Despite years of regulations and cases, it is still hard to determine the ethicality of drug use in sports. The Hastings Center Report remarks that some human traits are learned through practice and pain, but much of it is “the result of unequal genetic endowment,” but because the “genetic lottery” is not something humans can control, we don’t consider it unfair. So what can we consider fair and unfair? We can’t go off the basis of “natural” versus “unnatural,” as we have learned that testosterone and growth hormones are naturally produced by the body yet are still banned. And is it the job of an athlete to be a role model? Willie Wilson of the Kansas City Royals argued that he “never intended or agreed to be a role model, only a baseball player” after he received a harsh penalty, a prison sentence, for acting as a middle man in a drug deal.

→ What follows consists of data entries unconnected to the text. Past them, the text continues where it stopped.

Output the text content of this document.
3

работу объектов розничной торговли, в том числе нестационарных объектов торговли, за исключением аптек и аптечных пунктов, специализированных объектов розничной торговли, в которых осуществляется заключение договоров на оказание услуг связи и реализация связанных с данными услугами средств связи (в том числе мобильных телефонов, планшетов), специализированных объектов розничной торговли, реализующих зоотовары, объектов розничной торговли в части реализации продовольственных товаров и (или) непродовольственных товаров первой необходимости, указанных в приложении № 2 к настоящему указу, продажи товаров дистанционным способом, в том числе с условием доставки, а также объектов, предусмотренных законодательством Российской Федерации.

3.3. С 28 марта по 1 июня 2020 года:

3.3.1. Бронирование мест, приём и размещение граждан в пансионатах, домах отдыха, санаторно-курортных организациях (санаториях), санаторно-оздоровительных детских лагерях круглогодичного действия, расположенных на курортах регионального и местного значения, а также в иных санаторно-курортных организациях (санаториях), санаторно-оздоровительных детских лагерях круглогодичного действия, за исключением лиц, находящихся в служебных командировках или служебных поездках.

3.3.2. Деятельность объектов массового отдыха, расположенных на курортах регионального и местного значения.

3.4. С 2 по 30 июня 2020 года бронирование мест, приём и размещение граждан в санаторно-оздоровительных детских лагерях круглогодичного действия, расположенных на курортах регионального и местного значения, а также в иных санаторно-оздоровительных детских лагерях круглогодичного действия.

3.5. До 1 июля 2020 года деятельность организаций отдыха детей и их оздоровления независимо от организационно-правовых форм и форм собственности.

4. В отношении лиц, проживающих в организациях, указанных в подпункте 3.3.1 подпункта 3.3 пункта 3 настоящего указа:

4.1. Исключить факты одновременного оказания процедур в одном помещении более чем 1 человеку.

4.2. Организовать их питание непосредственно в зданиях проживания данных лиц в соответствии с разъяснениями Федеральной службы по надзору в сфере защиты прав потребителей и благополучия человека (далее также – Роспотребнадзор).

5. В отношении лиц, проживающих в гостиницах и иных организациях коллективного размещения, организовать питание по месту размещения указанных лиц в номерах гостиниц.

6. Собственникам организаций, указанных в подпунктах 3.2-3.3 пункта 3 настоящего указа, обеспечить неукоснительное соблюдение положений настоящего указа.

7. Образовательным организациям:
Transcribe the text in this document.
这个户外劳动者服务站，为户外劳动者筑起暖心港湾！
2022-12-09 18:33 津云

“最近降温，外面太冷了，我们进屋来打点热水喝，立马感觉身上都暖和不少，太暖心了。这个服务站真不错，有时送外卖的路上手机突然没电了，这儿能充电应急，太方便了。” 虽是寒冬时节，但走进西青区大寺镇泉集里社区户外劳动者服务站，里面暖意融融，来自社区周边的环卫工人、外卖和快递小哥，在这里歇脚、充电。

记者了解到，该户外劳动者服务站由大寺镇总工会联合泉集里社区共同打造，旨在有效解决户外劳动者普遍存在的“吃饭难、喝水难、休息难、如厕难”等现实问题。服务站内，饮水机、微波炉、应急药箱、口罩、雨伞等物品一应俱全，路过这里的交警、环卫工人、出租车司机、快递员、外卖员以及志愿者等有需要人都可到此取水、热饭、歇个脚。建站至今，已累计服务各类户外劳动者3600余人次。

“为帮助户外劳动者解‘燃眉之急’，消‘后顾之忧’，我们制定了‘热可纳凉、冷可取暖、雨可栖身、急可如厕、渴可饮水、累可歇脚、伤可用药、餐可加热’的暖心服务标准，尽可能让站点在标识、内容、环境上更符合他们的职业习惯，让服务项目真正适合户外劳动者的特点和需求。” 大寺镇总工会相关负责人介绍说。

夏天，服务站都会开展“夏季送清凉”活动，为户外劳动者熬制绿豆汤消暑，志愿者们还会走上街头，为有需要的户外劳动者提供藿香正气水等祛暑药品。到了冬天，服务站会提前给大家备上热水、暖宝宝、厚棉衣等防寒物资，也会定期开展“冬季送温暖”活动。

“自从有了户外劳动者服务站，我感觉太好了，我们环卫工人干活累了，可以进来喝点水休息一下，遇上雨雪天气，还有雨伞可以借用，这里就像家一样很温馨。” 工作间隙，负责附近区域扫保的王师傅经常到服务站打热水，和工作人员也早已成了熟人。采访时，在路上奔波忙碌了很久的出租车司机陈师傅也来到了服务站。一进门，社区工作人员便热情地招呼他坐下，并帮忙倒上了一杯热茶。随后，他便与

In the 1972 Olympics, Rick DeMont had to give up his gold medal in long-distance swimming when his antiasthmatic medication was found to have a prohibited substance, ephedrine. Regardless of his intentions, DeMont was stripped of his medal to prevent an athlete from gaining an unfair advantage, but should regulations on an athlete’s medication still be held as tight, or should there be an asterisk? According to the Hastings Center Report, Rick DeMont was scapegoated in the case of doping, “not for doing anything immoral, but so we can remind ourselves of our purity, our goodness, and perhaps our homogeneity.” In quickly associating and condemning drugs and substance use to feel like we are preserving the “golden” reputation of sports, society taints the reputation of the role drugs plays in a changing population and overlooks the “good” that it brings, such as the promises of gene therapy for disabilities or curing cancer.